In supervised learning, we know the key subjects in a corpus. We give a computer system a set of documents with their corresponding label to teach it to identify the characteristics that make that particular topic or class unique. This is mostly used for text classification.

Another approach is via unsupervised learning. In unsupervised learning, we do not know the topics of our documents and, instead, we want let the system identify those topics and cluster the ones of a highd degree of similarity together. We then examine the words that occur the most frequently in each cluster to get a sense of the topics at hand. The classic example for machine learning topic modeling is LDA, or Latent Dirichlet Allocation. We will learn about this method in far more detail in Part Three.

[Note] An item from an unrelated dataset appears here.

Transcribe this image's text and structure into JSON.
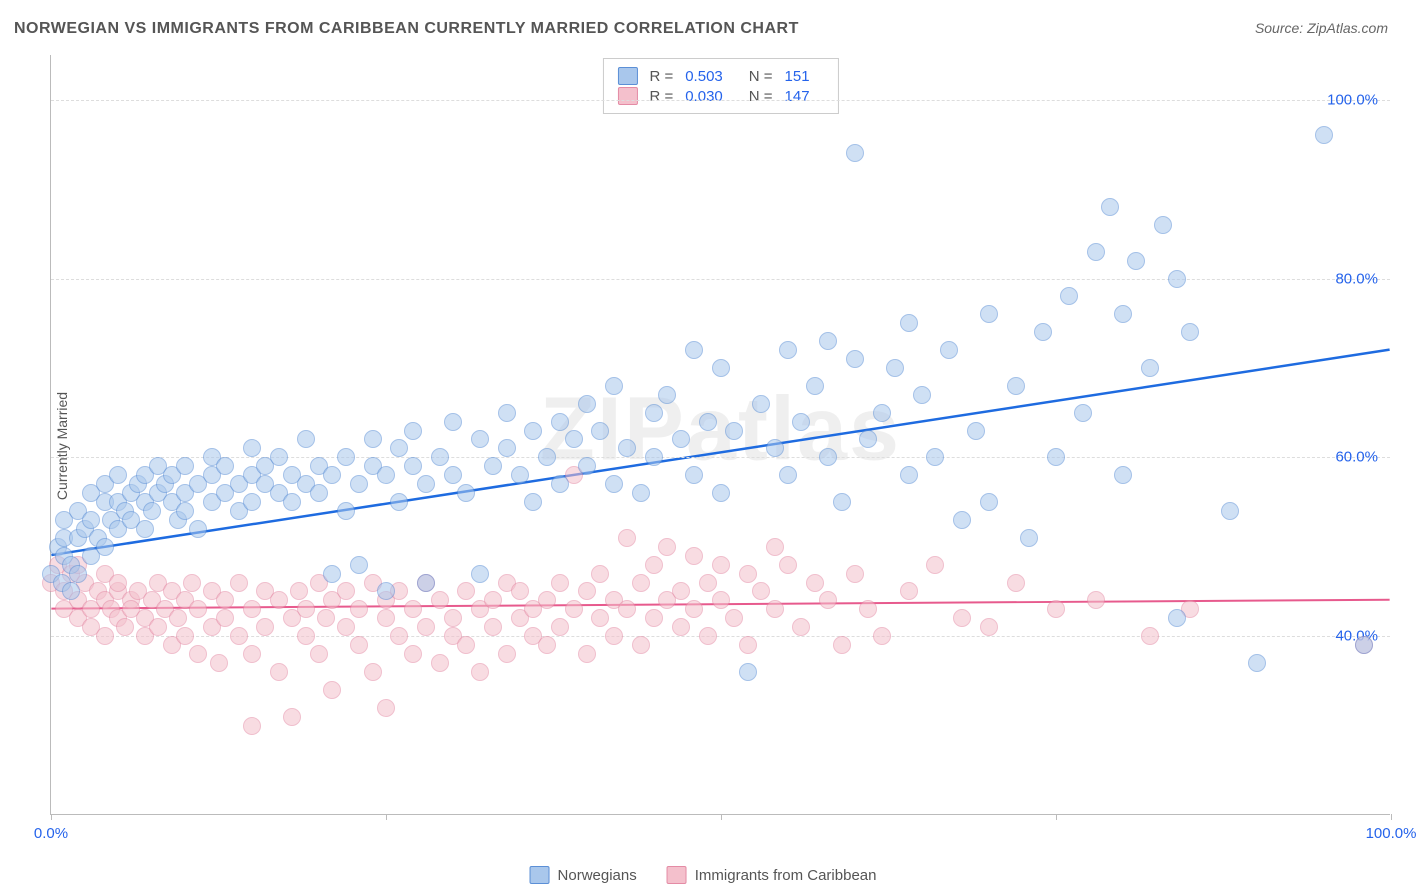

## Why use Topic Modeling?

All of this leads to a vital question: Why use topic modeling? Topic modeling affords researchers the ability to learn a lot about their corpus very quickly. It is often used whent he corpus is so large that no single human could read it in a single lifetime.

In both a rules-based and machine learning-based approach, a researcher can see what major subjects are discussed in a corpus. This information can be used to perform targetted research by weeding out the documents that likely do not contain the information the researcher needs. Additionally, the information drawn from topic modeling can be used to make large deductions about the corpus at hand. We will see that topic modeling can be used to draw imprecise or incorrect conclusions.

It is vital, however, to understand the limitations of topic modeling. There is always a potential for the researcher to use topic modeling to validate a wrong presumption about the data. Throughout this series, I will emphasize methodological steps that can (and should) be taken to limit these mistakes. Despite this potential for error, topic modeling can provide valuable insight, relatively quickly about a large corpus.